De la farine vivante
<<-Tu fais quoi?>>
Je hausse les épaules et laisse ma tête tomber sur le sol pour regarder encore les nuages.
Malheureusement sa tête dépasse quand même dans mon champ de vue, je lève les yeux au ciel et soupire.
<<-Je peux t'avouer un truc? Tu le dira à personne? Enfin... Oui... Je sais que tu le dira à personne mais tu m'as compris quoi... Je crois que je vais me plaire ici... Ouais... Vous êtes tous sympas, un peu fous, mais pas fous dangereux, genre il y a de la folie en vous, comme en moi... Comme en tout le monde d'ailleurs. Vous vous entraidez, vous vous moquez de vos maladies ou de vos problèmes, vous vous moquez des différences. Moi dans mon école j'étais considéré comme un monstre, c'était peut-être un bon point parce que j'étais tranquille comme ça, personne ne m'approchais, personne ne me cherchait... Mais en même temps j'étais seul... Ça m'énerve la solitude... Ça m'énerve le silence... Tu vois?>>
Je plaque mes mains sur mon visage et enfonce mes doigt sur mon crâne... Il ne s'arrêtera pas? C'est pas possible de pondre autant de phrases en une minute. Je décide de prendre mon carnet et d'écrire une réponse qui j'espère l'arrêtera.
"Moi j'aime bien le silence."
<<-Ah ok...>>
Enfin tranquille... Je croise mes bras derrière ma tête et ferme les yeux en souriant.
<<-Tu vois quand Mélanie m'a dit que t'étais muette je pensais que tu voulais pas t'exprimer, mais en fait tu veux juste pas utiliser ta voix... Ça fait réfléchir...>>
Non il n'a pas compris, je m'apprête à lui demander, par écrit, de partir mais je croise son regard et m'arrête net. Ses yeux bruns, bordés de cils, qui me fixent, son sourire éclatant, laissant découvrir ses dents blanches bien alignées. C'est vrai qu'il est nouveau... Ce serait méchant de l'envoyer balader, il ne sais pas où aller, il veut juste faire connaissance, je peux sacrifier un moment de tranquillité pour lui non? Je me retourne pour être sur le ventre, il s'allonge à côté de moi et regarde le carnet. Je lui souris faiblement et écrit:
"Tu as tout compris."
<<-Et... Ça fait quoi de pas parler? Je veux dire... Moi j'arriverais pas à m'arrêter de parler...>>
Tu m'étonnes...
"Au début c'était plutôt difficile... Mais j'avais promis de ne plus parler. Donc il fallait que je le fasse et petit à petit c'est devenu normal, ça fait un an et demi donc maintenant c'est devenu normal."

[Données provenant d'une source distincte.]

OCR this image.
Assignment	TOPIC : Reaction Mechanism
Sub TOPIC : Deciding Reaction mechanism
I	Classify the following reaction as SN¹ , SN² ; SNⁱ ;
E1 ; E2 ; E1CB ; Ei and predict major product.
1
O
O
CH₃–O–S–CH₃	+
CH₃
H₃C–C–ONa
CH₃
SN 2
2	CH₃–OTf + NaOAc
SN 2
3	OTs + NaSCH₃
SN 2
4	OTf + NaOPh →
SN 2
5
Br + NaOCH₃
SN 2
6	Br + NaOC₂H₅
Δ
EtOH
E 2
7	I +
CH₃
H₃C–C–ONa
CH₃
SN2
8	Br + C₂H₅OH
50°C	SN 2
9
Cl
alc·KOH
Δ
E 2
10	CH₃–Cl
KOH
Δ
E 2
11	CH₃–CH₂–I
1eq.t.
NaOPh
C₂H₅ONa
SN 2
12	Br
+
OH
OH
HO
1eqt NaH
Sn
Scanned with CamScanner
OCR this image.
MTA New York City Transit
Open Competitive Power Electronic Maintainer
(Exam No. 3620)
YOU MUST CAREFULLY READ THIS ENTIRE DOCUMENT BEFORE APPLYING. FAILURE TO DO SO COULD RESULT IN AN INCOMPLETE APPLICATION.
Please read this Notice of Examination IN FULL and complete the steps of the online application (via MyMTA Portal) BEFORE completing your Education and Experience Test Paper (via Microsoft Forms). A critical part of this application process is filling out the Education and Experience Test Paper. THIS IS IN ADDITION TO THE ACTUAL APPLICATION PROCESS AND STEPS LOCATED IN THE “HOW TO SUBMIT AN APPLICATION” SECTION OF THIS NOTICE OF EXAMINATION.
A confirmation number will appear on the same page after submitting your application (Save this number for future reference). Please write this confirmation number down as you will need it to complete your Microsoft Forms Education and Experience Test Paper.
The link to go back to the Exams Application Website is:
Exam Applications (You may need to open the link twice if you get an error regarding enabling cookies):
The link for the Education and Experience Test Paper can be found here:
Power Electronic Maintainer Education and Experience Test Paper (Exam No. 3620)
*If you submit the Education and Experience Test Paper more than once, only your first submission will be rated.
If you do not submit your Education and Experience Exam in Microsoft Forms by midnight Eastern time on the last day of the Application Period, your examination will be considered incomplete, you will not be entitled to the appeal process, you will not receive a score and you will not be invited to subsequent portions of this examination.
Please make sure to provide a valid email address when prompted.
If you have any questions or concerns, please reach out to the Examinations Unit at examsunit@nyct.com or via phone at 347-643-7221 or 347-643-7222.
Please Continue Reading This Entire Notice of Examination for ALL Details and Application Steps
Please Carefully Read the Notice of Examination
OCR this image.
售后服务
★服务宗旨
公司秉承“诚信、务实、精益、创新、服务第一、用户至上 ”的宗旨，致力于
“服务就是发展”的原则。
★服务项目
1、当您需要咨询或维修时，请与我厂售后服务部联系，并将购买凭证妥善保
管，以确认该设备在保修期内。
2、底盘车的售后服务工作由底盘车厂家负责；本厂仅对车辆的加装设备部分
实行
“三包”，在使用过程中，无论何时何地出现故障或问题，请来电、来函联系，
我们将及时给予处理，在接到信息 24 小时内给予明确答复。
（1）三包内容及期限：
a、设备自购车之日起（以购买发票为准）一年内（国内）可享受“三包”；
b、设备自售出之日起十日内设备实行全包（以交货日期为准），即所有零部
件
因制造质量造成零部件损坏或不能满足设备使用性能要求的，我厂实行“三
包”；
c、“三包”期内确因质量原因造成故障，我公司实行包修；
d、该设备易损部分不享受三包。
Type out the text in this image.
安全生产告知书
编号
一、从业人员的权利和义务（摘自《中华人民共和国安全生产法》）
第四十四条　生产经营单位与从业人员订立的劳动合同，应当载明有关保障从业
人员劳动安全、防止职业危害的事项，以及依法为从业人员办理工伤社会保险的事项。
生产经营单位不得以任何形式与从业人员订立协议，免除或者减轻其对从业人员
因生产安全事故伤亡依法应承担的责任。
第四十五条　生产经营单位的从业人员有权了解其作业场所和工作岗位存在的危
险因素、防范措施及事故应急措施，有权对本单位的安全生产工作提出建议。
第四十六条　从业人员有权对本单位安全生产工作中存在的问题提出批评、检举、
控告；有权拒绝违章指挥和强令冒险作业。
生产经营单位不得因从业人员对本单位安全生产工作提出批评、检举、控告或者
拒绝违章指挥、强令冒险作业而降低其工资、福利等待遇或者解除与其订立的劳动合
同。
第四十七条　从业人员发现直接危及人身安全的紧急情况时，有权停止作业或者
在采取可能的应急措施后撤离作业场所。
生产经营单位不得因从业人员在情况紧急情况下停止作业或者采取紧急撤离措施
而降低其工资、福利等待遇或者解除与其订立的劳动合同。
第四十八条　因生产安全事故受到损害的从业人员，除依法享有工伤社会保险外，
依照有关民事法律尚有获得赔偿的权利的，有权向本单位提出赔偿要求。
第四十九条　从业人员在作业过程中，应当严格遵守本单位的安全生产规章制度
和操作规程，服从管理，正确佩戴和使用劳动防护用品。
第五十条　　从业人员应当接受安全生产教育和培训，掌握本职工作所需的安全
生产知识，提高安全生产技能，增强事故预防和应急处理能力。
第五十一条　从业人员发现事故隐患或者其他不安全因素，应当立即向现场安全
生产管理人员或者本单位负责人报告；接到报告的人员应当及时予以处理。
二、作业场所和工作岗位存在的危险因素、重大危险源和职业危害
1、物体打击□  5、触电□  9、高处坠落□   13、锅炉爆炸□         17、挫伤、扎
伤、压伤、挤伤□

<<-Pourquoi tu parles plus?>>
Je fronce les sourcils, ce gars pose beaucoup trop de questions. Seule la psy sait pourquoi et ce n'est pas de moi que vient l'information, ce sont les parents.
"Je t'ai dis je l'ai promis."
<<-Ouais ça je sais, mais pourquoi? Qu'est-ce qu'il s'est passé pour que tu doives promettre de ne plus parler? T'as quand même pas rencontré Ursula dans la petite sirène qui t'aurais volé ta voix!>>
Je manque d'éclater de rire, mais me retient, il ricane de sa blague.
"C'est secret. Désolé"
<<-Ah ok... Pas grave, on a tous nos secrets.>>
Je tourne la tête vers lui, il me sourit.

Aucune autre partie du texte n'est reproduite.